The Address then recites the history and provisions of the Pragmatic Sanction, and asks what surety could Hungary have that in an Imperial Parliament overwhelmingly foreign in race and divergent in interest, Hungarian rights and interests would be respected. Such a Parliament would necessarily place Hungarian affairs under the control of an Austrian majority – “It would make our interests dependent on an entirely foreign policy.” Further on the Address continues: “We cannot consent to the withdrawal from the province of the Hungarian Diet of the right to decide all and every matter concerning public taxation and the raising of military forces. As we entertain no wish to exercise the right of legislation over any other country, so we can divide with none but the King of Hungary the right of legislation over Hungary; we can make the Government and administration of Hungary depend on none other than its king, and cannot unite the same with the Government of any other country – therefore, we declare that we will take part neither in the Imperial Parliament nor in any other assembly whatsoever of the representatives of the Empire; and, further, that we cannot recognise the right of the said Imperial Parliament to legislate on the affairs of Hungary, and are only prepared to enter on special occasions into deliberation with the constitutional peoples of the hereditary States as one independent nation with another.”

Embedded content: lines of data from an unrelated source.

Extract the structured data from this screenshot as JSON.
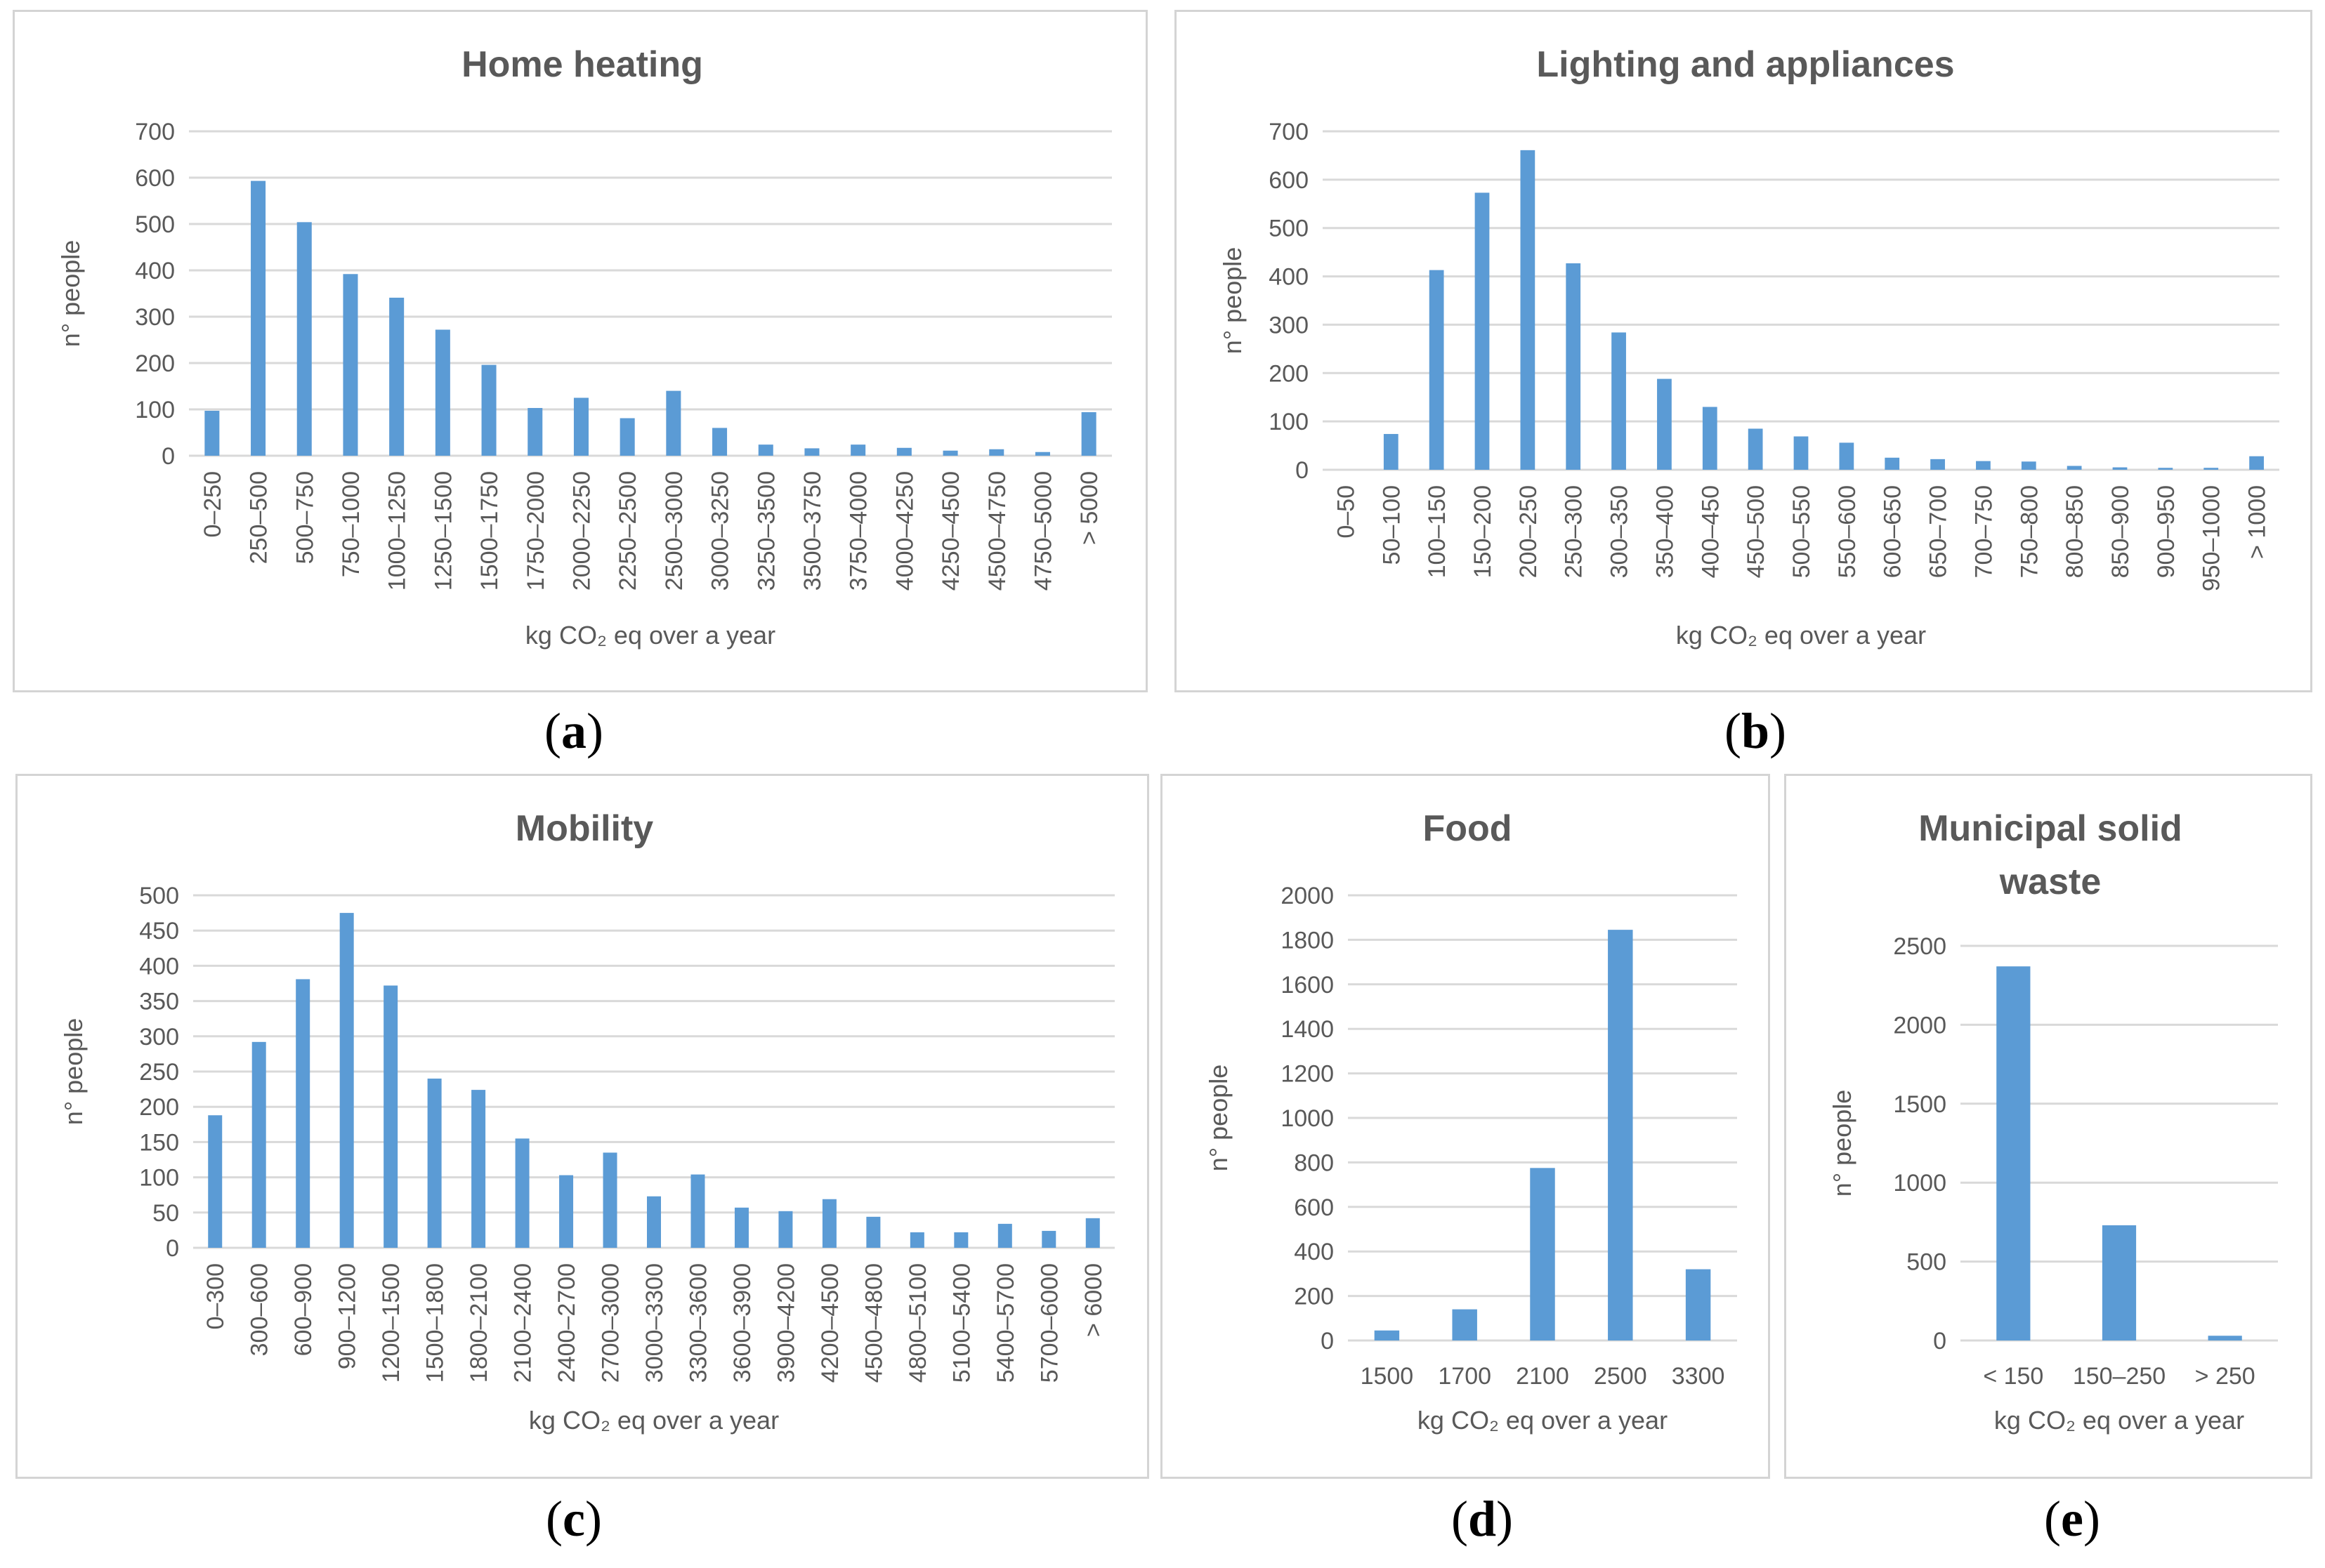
{
  "colors": {
    "bar": "#5b9bd5",
    "grid": "#d9d9d9",
    "text": "#595959",
    "border": "#d4d4d4"
  },
  "captions": {
    "a": "a",
    "b": "b",
    "c": "c",
    "d": "d",
    "e": "e"
  },
  "chart_data": [
    {
      "id": "a",
      "type": "bar",
      "title": "Home heating",
      "xlabel": "kg CO₂ eq over a year",
      "ylabel": "n° people",
      "ylim": [
        0,
        700
      ],
      "yticks": [
        0,
        100,
        200,
        300,
        400,
        500,
        600,
        700
      ],
      "categories": [
        "0–250",
        "250–500",
        "500–750",
        "750–1000",
        "1000–1250",
        "1250–1500",
        "1500–1750",
        "1750–2000",
        "2000–2250",
        "2250–2500",
        "2500–3000",
        "3000–3250",
        "3250–3500",
        "3500–3750",
        "3750–4000",
        "4000–4250",
        "4250–4500",
        "4500–4750",
        "4750–5000",
        "> 5000"
      ],
      "values": [
        97,
        593,
        504,
        392,
        341,
        272,
        196,
        103,
        125,
        81,
        140,
        60,
        24,
        16,
        24,
        17,
        11,
        14,
        8,
        94
      ]
    },
    {
      "id": "b",
      "type": "bar",
      "title": "Lighting and appliances",
      "xlabel": "kg CO₂ eq over a year",
      "ylabel": "n° people",
      "ylim": [
        0,
        700
      ],
      "yticks": [
        0,
        100,
        200,
        300,
        400,
        500,
        600,
        700
      ],
      "categories": [
        "0–50",
        "50–100",
        "100–150",
        "150–200",
        "200–250",
        "250–300",
        "300–350",
        "350–400",
        "400–450",
        "450–500",
        "500–550",
        "550–600",
        "600–650",
        "650–700",
        "700–750",
        "750–800",
        "800–850",
        "850–900",
        "900–950",
        "950–1000",
        "> 1000"
      ],
      "values": [
        0,
        74,
        413,
        573,
        661,
        427,
        284,
        188,
        130,
        85,
        69,
        56,
        25,
        22,
        18,
        17,
        8,
        5,
        4,
        4,
        28
      ]
    },
    {
      "id": "c",
      "type": "bar",
      "title": "Mobility",
      "xlabel": "kg CO₂ eq over a year",
      "ylabel": "n° people",
      "ylim": [
        0,
        500
      ],
      "yticks": [
        0,
        50,
        100,
        150,
        200,
        250,
        300,
        350,
        400,
        450,
        500
      ],
      "categories": [
        "0–300",
        "300–600",
        "600–900",
        "900–1200",
        "1200–1500",
        "1500–1800",
        "1800–2100",
        "2100–2400",
        "2400–2700",
        "2700–3000",
        "3000–3300",
        "3300–3600",
        "3600–3900",
        "3900–4200",
        "4200–4500",
        "4500–4800",
        "4800–5100",
        "5100–5400",
        "5400–5700",
        "5700–6000",
        "> 6000"
      ],
      "values": [
        188,
        292,
        381,
        475,
        372,
        240,
        224,
        155,
        103,
        135,
        73,
        104,
        57,
        52,
        69,
        44,
        22,
        22,
        34,
        24,
        42
      ]
    },
    {
      "id": "d",
      "type": "bar",
      "title": "Food",
      "xlabel": "kg CO₂ eq over a year",
      "ylabel": "n° people",
      "ylim": [
        0,
        2000
      ],
      "yticks": [
        0,
        200,
        400,
        600,
        800,
        1000,
        1200,
        1400,
        1600,
        1800,
        2000
      ],
      "categories": [
        "1500",
        "1700",
        "2100",
        "2500",
        "3300"
      ],
      "values": [
        45,
        140,
        775,
        1845,
        320
      ]
    },
    {
      "id": "e",
      "type": "bar",
      "title": "Municipal solid waste",
      "title_lines": [
        "Municipal solid",
        "waste"
      ],
      "xlabel": "kg CO₂ eq over a year",
      "ylabel": "n° people",
      "ylim": [
        0,
        2500
      ],
      "yticks": [
        0,
        500,
        1000,
        1500,
        2000,
        2500
      ],
      "categories": [
        "< 150",
        "150–250",
        "> 250"
      ],
      "values": [
        2370,
        730,
        30
      ]
    }
  ]
}
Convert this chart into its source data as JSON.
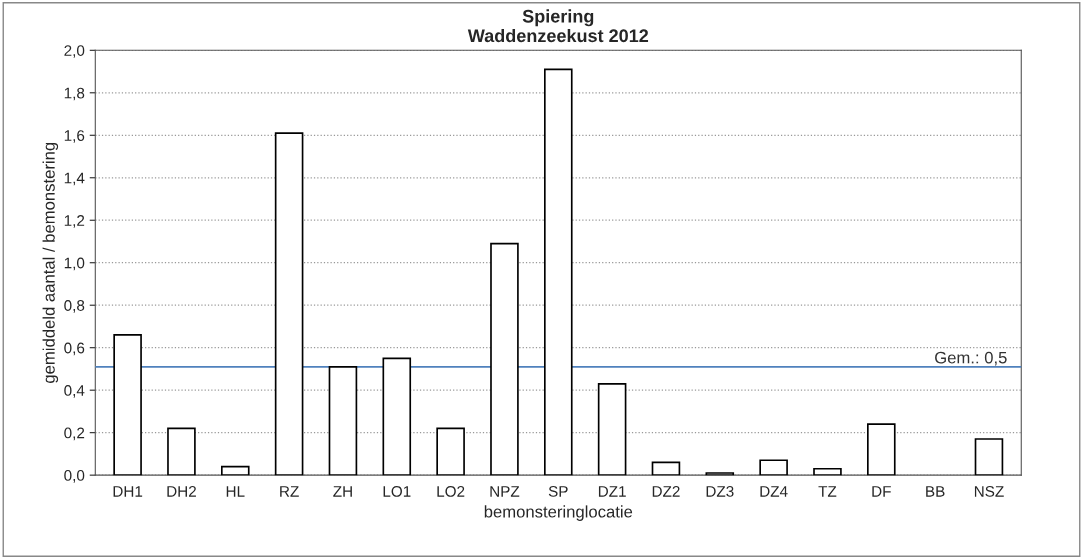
{
  "chart_data": {
    "type": "bar",
    "title": "Spiering\nWaddenzeekust 2012",
    "xlabel": "bemonsteringlocatie",
    "ylabel": "gemiddeld aantal / bemonstering",
    "categories": [
      "DH1",
      "DH2",
      "HL",
      "RZ",
      "ZH",
      "LO1",
      "LO2",
      "NPZ",
      "SP",
      "DZ1",
      "DZ2",
      "DZ3",
      "DZ4",
      "TZ",
      "DF",
      "BB",
      "NSZ"
    ],
    "values": [
      0.66,
      0.22,
      0.04,
      1.61,
      0.51,
      0.55,
      0.22,
      1.09,
      1.91,
      0.43,
      0.06,
      0.01,
      0.07,
      0.03,
      0.24,
      0,
      0.17
    ],
    "color": "#ffffff",
    "ylim": [
      0,
      2
    ],
    "yticks": [
      {
        "value": 0,
        "label": "0,0"
      },
      {
        "value": 0.2,
        "label": "0,2"
      },
      {
        "value": 0.4,
        "label": "0,4"
      },
      {
        "value": 0.6,
        "label": "0,6"
      },
      {
        "value": 0.8,
        "label": "0,8"
      },
      {
        "value": 1.0,
        "label": "1,0"
      },
      {
        "value": 1.2,
        "label": "1,2"
      },
      {
        "value": 1.4,
        "label": "1,4"
      },
      {
        "value": 1.6,
        "label": "1,6"
      },
      {
        "value": 1.8,
        "label": "1,8"
      },
      {
        "value": 2.0,
        "label": "2,0"
      }
    ],
    "grid": "y",
    "ref_lines": [
      {
        "axis": "y",
        "value": 0.51,
        "label": "Gem.: 0,5",
        "color": "#4f81bd"
      }
    ]
  }
}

“Do you want to be crowned King of Hungary?” continued the Address in effect. “Very well; first comply with the law – cease to illegally suspend our Constitution, and then we shall arrange about your coronation.” And the Address concluded: “Neither might nor power is the end of government; might is only the means – the end is the happiness of the people… The King of Hungary becomes only by virtue of the act of coronation legal King of Hungary; but the coronation is coupled with certain conditions prescribed by law, the previous fulfilment of which is indispensably necessary. The maintenance of our constitutional independence and of the territorial and political integrity of the country inviolate, the completion of the Diet, the complete restoration of our fundamental laws, the reinstitution of our Parliamentary Government and our responsible Ministry, and the setting aside of all the still surviving consequences of the Absolute System are the preliminary conditions which must be carried into effect before deliberation and conciliation are possible.”

On the 5th of July a messenger sped from Pesth to Vienna with the Address of the Hungarian Parliament to Francis Josef. A day or two later and all the world heard of it. The Press of Vienna exploded with indignation. “Here,” said they, “we have offered the right hand of friendship to the Hungarians, and the lazy, good-for-nothing, ungrateful scoundrels spit upon it, because, for- sooth, we don’t offer and give them full permission to disrupt the Empire.” The English Parliament was highly indignant. England was aiming to get Austria and Prussia into war at that time in the hope that Prussia’s growing commerce might be destroyed. “This fellow, Deak,” said the liberty-loving legislators of London, “is really no better than a Red Republican. He rejects the generous offer of the estimable Emperor Francis Josef, and cunningly blinds the fatuous mob to the great superiority of the Imperial-Parliament-plus-Home-Rule-All-Round policy to his own, which is nothing more nor less than to make Hungary absolutely independent of Austria, acknowledging only the Emperor as King. It is patent to any ordinary intelligence that it would be wholly impossible for Austria and Hungary to subsist under such an arrangement for a year[1].” “For a year,” wrote an English follower of Lord Macaulay – “nay, not for six months. If Deak’s scheme were put into operation, Hungary would be crushed in six months’ time.” However, the Hungarians declined to be instructed either by Vienna or by London, and awaited calmly the reply of Francis Josef to their Loyal Address.


[1] The Right Hon. Mr. Peacocke and Lord John Russell declared in the English Parliament that if Austria yielded to Hungary’s claims, Austria “might as well dismember the Empire.” “If we made such a concession” [to Ireland], said Peacocke, “We should not only Repeal the Union we should restore the Heptarchy.” Lord Bloomfield, the English Ambassador in Vienna, urged the Emperor to refuse to accept the Hungarian Address.